If your data can be grouped to few categories, use vertical bar graphs to show those categories. In the example below, the data has been grouped to only four music type categories: hip hop, classical, rock and Jazz.

On the other hand, if your data can be grouped into many categories, use horizontal bar graphs instead. The example below shows the population for 10 countries.


Graphs showing proportion

Use pie charts to show share of total (i.e., all the parts add up to 100 percent). Use this chart when the actual size or number is not important, but you are trying to convey that some parts or portions are significantly greater than others.

If you want to show proportion in addition to another variable (for example, year), use stacked bar graphs.

On the other hand, if you want to show proportion in addition to two or more variables, use a heat map. The cell size represents proportion in relation to total, while the impact of the other variables are captured in the cell color.In the example below, cell color is based on retail sales.


Graphs based on time

If you're showing data for only a few periods involving one or several items, use bar charts. The chart below shows one item (i.e., funding) for five years.

If you're showing data for a few periods but involving many items, it's best to use line graphs. The graph below shows wage increases for five countries for a period of 10 years.

Use a line graph if the data involves few items but a longer period of time. The graph below shows the U.S. annual GDP and national debt for 220 years.
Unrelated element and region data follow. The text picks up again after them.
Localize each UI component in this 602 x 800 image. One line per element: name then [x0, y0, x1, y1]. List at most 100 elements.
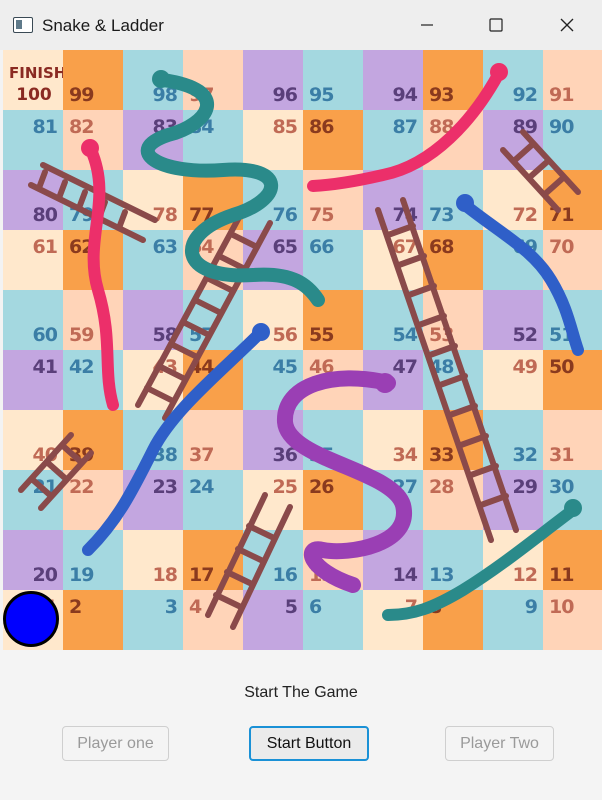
cell-number: 40 — [32, 444, 58, 466]
board-cell-99: 99 — [63, 50, 123, 110]
cell-number: 7 — [404, 596, 418, 618]
cell-number: 74 — [392, 204, 418, 226]
cell-number: 51 — [549, 324, 574, 346]
board-cell-76: 76 — [243, 170, 303, 230]
board-cell-13: 13 — [423, 530, 483, 590]
cell-number: 15 — [309, 564, 334, 586]
cell-number: 95 — [309, 84, 334, 106]
cell-number: 29 — [512, 476, 538, 498]
cell-number: 86 — [309, 116, 334, 138]
cell-number: 24 — [189, 476, 214, 498]
board-cell-69: 69 — [483, 230, 543, 290]
cell-number: 32 — [512, 444, 538, 466]
cell-number: 94 — [392, 84, 418, 106]
board-cell-79: 79 — [63, 170, 123, 230]
board-cell-9: 9 — [483, 590, 543, 650]
cell-number: 26 — [309, 476, 334, 498]
cell-number: 45 — [272, 356, 298, 378]
game-board[interactable]: FINISH 100 99 98 97 96 95 94 93 92 91 81 82 83 84 85 8… — [0, 50, 602, 650]
board-cell-77: 77 — [183, 170, 243, 230]
cell-number: 87 — [392, 116, 418, 138]
board-cell-86: 86 — [303, 110, 363, 170]
cell-number: 49 — [512, 356, 538, 378]
board-cell-64: 64 — [183, 230, 243, 290]
cell-number: 82 — [69, 116, 94, 138]
board-cell-94: 94 — [363, 50, 423, 110]
player-one-button[interactable]: Player one — [62, 726, 169, 761]
player-two-button[interactable]: Player Two — [445, 726, 554, 761]
board-cell-10: 10 — [543, 590, 602, 650]
cell-number: 30 — [549, 476, 574, 498]
board-cell-63: 63 — [123, 230, 183, 290]
board-cell-73: 73 — [423, 170, 483, 230]
cell-number: 35 — [309, 444, 334, 466]
board-cell-19: 19 — [63, 530, 123, 590]
board-cell-14: 14 — [363, 530, 423, 590]
cell-number: 99 — [69, 84, 94, 106]
app-icon — [13, 17, 33, 33]
board-cell-37: 37 — [183, 410, 243, 470]
maximize-button[interactable] — [469, 0, 523, 50]
board-cell-51: 51 — [543, 290, 602, 350]
cell-number: 65 — [272, 236, 298, 258]
board-cell-42: 42 — [63, 350, 123, 410]
cell-number: 13 — [429, 564, 454, 586]
board-cell-53: 53 — [423, 290, 483, 350]
board-cell-67: 67 — [363, 230, 423, 290]
cell-number: 59 — [69, 324, 94, 346]
board-cell-5: 5 — [243, 590, 303, 650]
board-cell-45: 45 — [243, 350, 303, 410]
board-cell-57: 57 — [183, 290, 243, 350]
board-cell-21: 21 — [3, 470, 63, 530]
board-cell-29: 29 — [483, 470, 543, 530]
cell-number: 48 — [429, 356, 454, 378]
cell-number: 64 — [189, 236, 214, 258]
window-title: Snake & Ladder — [42, 16, 164, 35]
cell-number: 38 — [152, 444, 178, 466]
board-cell-47: 47 — [363, 350, 423, 410]
board-cell-26: 26 — [303, 470, 363, 530]
cell-number: 18 — [152, 564, 178, 586]
cell-number: 68 — [429, 236, 454, 258]
board-cell-25: 25 — [243, 470, 303, 530]
board-cell-56: 56 — [243, 290, 303, 350]
cell-number: 79 — [69, 204, 94, 226]
cell-number: 5 — [284, 596, 298, 618]
cell-number: 37 — [189, 444, 214, 466]
cell-number: 92 — [512, 84, 538, 106]
minimize-button[interactable] — [400, 0, 454, 50]
cell-number: 62 — [69, 236, 94, 258]
board-cell-68: 68 — [423, 230, 483, 290]
finish-label: FINISH — [9, 64, 67, 82]
board-cell-3: 3 — [123, 590, 183, 650]
board-cell-40: 40 — [3, 410, 63, 470]
cell-number: 11 — [549, 564, 574, 586]
board-cell-96: 96 — [243, 50, 303, 110]
board-cell-71: 71 — [543, 170, 602, 230]
board-cell-22: 22 — [63, 470, 123, 530]
close-button[interactable] — [540, 0, 594, 50]
cell-number: 53 — [429, 324, 454, 346]
cell-number: 89 — [512, 116, 538, 138]
cell-number: 22 — [69, 476, 94, 498]
board-cell-32: 32 — [483, 410, 543, 470]
board-cell-33: 33 — [423, 410, 483, 470]
start-button[interactable]: Start Button — [249, 726, 369, 761]
board-cell-20: 20 — [3, 530, 63, 590]
cell-number: 23 — [152, 476, 178, 498]
board-cell-28: 28 — [423, 470, 483, 530]
board-cell-15: 15 — [303, 530, 363, 590]
board-cell-44: 44 — [183, 350, 243, 410]
board-cell-91: 91 — [543, 50, 602, 110]
cell-number: 41 — [32, 356, 58, 378]
cell-number: 54 — [392, 324, 418, 346]
board-cell-35: 35 — [303, 410, 363, 470]
cell-number: 57 — [189, 324, 214, 346]
cell-number: 42 — [69, 356, 94, 378]
control-panel: Start The Game Player one Start Button P… — [0, 650, 602, 800]
board-cell-97: 97 — [183, 50, 243, 110]
board-cell-81: 81 — [3, 110, 63, 170]
cell-number: 8 — [429, 596, 442, 618]
board-cell-24: 24 — [183, 470, 243, 530]
board-cell-78: 78 — [123, 170, 183, 230]
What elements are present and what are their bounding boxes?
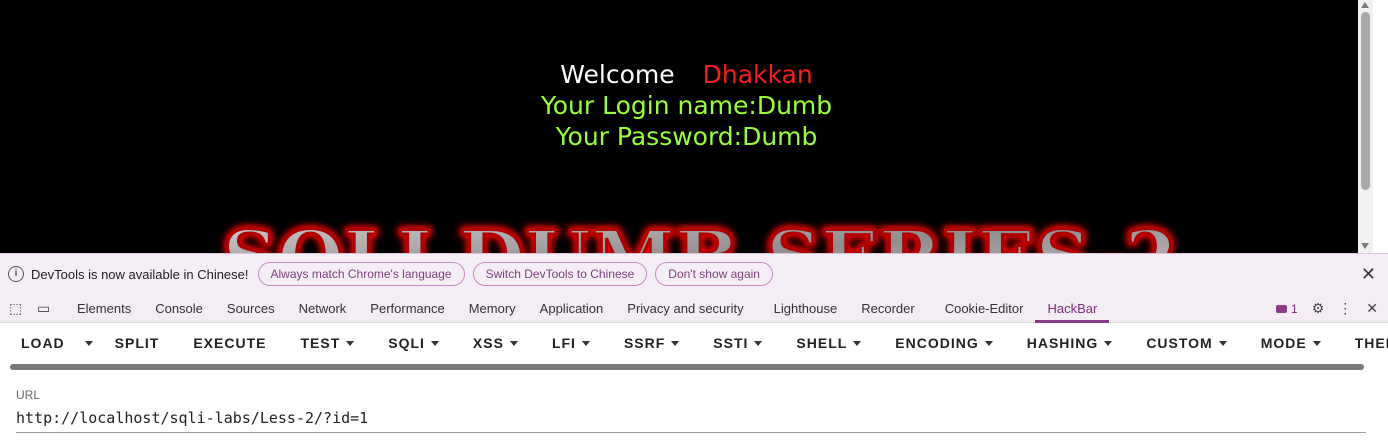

Use a circular area chart to show cyclical periodic data. The graph below succinctly shows and compares the annual average temperature  for three cities: Bermuda, Sydney and Memphis.


Graphs showing relations between variables

Use a scatter plot chart to show the relationship between two variables.

Use a bubble chart to show the relationship between three variables.


Graphs Based on Location

Use a map to show data if it involves area or a location. The map below shows what carbonated beverages are called in different parts of the country.

Data Visualization Cheat Sheet

Here's a map which summarizes all the information above into one neat page that can act as a cheat sheet:

Finally, here's a few pointers when creating data visualizations.
  • Easily to understand. The purpose of the visualization should be apparent to the viewer.
  • Use only elements that are needed to provide a point, not more or less. Do not crowd the graph.
  • Be aware of aesthetics  (i.e.,  avoid loud color schemes if possible).
  • Make sure that the graph accurately represents the underlying data. 
  • Properly title the graph and assign labels to the graph elements
  • Consider using a bright color to show a break or unusual data activity, while pale colors for the rest of the graph elements.
  • Be cognizant of the space that can be allocated to the graph.